Женщина не договорила и коротко фыркнула.
Андрей поинтересовался.
– «И ты сама сможешь это сделать?»
– «Какая тебе разница? – нетерпеливо ответила Стаська. – Твое дело маленькое: женись, проверь завещание и честно расплатись со мной… За совет».
Валька выключила диктофон. В комнате стояла напряженная гробовая тишина.
– Так, – наконец сказала Стаська. Она немного побледнела, но не утратила своего хладнокровия.
– Значит, это правда. Мать мне сказала, что этот подонок записал наш разговор, но я не думала, что это правда…
– Откуда она узнала о пленке? – удивилась Валька.
– А хрен ее знает! У нее теперь озарение за озарением! – злобно ответила Стаська.
Поднялась со стула, подошла к столу и налила себе еще шампанского. Сдула пену и медленно втянула в себя желтую шипучку. Решительно поставила бокал на стол и холодно спросила:
– И что тебе нужно?
– Ничего, – ответила Валька. В глазах Стаськи мелькнуло удивление.
– Ты хочешь сказать, что отдашь мне эту запись? – медленно, словно не веря в происходящее, спросила она.
– Отдам.
– Просто так?
– Просто так.
– И копии у тебя нет?
– Нет.
Стаська молча протянула вперед руку, и этот жест, который обычно делают нищие, вышел у нее властным и царственным.
– Сначала расскажи мне, где ты была тем вечером, – сказала Валька, не выпуская диктофон из рук.
Стаська опустила руку. Минуту в задумчивости разглядывала сестру, потом решилась и кивнула головой.
– Только между нами, – предупредила она.
– Конечно.
– Я была не одна, – начала Стаська. И вдруг умолкла.
– С молодым человеком? – деликатно подсказала Валька.
Стаська вздохнула.
– С немолодым человеком, – злобно отчеканила она. – С бывшим генеральным директором нашей фирмы, с Рамоном. Он, видишь ли, собрался уходить на пенсию, а преемника на свое место пока еще не присмотрел. Ну, мне пришлось его убеждать…
– Долго убеждать пришлось? – спросила Валька, не поднимая глаз с ковра на полу.
– Всю ночь.
– А почему ты не сказала этого следователю?
Стаська выразительно покрутила пальцем у виска.
– Ты, что, с дуба упала? У нас такие взаимоотношения не приветствуются! Если бы в головном отделе узнали, почему меня Рамон порекомендовал, фиг бы я это место получила! Да и Рамон не стал бы меня проталкивать, назови я его имя в прокуратуре… Он мужик семейный, с внуками…
– Понятно, – сказала Валька и протянула сестре кассету. – Бери. Твое.

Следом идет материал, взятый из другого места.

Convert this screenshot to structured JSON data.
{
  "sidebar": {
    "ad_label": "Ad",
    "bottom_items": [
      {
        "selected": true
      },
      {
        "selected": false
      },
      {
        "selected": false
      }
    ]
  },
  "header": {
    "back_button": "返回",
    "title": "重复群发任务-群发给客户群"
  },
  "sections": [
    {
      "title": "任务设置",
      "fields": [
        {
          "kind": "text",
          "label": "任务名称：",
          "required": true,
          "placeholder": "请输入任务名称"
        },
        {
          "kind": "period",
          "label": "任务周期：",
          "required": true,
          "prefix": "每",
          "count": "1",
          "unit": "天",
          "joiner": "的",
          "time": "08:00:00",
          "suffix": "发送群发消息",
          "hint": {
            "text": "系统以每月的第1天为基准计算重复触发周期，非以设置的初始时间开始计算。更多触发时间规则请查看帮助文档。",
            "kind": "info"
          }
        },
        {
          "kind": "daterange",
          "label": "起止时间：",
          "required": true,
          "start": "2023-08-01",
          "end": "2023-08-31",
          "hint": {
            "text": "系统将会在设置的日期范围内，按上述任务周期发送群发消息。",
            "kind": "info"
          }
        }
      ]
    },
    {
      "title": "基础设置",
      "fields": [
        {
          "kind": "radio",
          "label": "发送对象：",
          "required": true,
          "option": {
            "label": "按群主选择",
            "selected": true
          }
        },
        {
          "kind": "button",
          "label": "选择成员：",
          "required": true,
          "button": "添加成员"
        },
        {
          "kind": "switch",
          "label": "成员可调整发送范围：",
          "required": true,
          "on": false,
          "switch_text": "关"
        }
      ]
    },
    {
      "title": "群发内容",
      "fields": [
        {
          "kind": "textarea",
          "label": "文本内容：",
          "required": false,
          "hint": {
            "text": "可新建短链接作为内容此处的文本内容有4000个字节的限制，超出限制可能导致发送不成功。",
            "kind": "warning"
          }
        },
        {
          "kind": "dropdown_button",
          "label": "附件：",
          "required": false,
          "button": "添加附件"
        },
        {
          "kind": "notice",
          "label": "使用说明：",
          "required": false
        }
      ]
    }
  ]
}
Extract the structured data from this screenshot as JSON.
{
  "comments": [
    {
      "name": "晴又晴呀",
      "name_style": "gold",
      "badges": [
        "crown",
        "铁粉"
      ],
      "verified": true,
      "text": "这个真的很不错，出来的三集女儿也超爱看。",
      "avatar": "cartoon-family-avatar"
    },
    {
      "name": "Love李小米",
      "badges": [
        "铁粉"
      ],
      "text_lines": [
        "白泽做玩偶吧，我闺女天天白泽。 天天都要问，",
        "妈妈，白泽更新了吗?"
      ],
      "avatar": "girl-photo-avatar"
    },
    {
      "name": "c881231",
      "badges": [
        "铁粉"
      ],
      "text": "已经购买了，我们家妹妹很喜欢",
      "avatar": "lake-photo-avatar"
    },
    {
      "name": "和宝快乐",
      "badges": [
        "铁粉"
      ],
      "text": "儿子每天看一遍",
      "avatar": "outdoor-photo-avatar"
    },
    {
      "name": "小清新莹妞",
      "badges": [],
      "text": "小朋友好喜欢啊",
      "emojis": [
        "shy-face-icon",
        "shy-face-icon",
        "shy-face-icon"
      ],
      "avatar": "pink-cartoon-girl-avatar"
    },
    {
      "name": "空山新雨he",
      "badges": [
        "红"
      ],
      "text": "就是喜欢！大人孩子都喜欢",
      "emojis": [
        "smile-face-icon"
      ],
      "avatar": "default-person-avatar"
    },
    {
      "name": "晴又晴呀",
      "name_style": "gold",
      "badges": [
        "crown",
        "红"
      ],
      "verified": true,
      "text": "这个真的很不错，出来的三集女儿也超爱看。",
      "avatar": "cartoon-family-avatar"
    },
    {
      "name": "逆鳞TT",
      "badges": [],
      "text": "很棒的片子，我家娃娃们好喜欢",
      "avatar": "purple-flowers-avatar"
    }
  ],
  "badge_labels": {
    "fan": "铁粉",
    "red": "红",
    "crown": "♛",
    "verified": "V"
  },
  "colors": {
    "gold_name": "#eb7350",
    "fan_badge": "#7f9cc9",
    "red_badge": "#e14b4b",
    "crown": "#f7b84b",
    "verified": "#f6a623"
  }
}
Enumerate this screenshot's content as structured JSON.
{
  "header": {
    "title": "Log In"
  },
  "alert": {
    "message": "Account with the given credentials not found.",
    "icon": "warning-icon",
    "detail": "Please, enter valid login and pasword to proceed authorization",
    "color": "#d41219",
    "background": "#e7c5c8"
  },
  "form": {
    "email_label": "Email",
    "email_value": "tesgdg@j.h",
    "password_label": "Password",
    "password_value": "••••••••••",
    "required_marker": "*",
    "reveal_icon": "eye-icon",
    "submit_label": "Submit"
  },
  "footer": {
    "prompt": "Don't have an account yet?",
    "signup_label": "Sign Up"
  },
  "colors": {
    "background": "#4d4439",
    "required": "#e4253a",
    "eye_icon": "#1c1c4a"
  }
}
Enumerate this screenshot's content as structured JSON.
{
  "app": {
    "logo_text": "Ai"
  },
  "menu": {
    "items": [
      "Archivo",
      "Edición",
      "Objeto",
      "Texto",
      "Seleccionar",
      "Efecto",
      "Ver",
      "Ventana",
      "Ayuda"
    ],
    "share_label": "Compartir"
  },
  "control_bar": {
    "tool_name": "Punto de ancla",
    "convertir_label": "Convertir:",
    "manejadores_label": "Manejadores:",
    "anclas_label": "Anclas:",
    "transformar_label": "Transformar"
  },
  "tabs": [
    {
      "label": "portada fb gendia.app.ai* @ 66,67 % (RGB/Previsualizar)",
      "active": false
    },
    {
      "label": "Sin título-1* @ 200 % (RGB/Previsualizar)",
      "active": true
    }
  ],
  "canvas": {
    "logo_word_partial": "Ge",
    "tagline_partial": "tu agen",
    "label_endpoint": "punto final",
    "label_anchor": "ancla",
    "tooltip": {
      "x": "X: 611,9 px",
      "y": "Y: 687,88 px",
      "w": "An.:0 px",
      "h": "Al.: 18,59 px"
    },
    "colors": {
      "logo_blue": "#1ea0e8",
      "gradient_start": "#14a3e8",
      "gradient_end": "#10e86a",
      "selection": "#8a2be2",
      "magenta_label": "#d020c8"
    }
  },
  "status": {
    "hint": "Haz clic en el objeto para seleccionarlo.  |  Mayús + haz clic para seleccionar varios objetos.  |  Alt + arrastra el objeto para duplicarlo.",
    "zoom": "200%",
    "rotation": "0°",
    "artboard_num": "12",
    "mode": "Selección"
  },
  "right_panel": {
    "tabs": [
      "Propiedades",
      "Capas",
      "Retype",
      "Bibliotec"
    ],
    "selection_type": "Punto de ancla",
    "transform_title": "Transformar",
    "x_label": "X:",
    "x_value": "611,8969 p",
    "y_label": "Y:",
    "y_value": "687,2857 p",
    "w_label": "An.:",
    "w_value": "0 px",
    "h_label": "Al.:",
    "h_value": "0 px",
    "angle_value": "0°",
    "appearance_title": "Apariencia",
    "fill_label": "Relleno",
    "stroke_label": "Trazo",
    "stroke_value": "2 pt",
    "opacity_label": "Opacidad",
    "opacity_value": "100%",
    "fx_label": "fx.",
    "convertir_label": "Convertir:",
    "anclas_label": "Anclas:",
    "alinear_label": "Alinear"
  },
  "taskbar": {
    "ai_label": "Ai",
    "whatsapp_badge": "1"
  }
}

Стаська взяла диктофон, не спуская с гостьи настороженного взгляда, словно опасалась, что та ее просто разыгрывает. Достала кассету, подцепила красивым ухоженным ногтем пленку и с силой рванула на себя. Лента змейкой свилась у нее на коленях, но не порвалась.
– Черт!
Стаська вскочила со стула и ринулась к письменному столу. Торопливо зашарила в ящиках, вывалила их содержимое прямо на пол.
– Черт, где же они, – бормотала она в нетерпении. – Вечно, когда нужно… Ага!
И она с торжеством извлекла наружу маленькие ножницы. Подхватила двумя пальцами кусок пленки и полоснула по нему острием. Потом взялась за второй кусок…
Через минуту пол был усеян мелкими обрывками диктофонной пленки.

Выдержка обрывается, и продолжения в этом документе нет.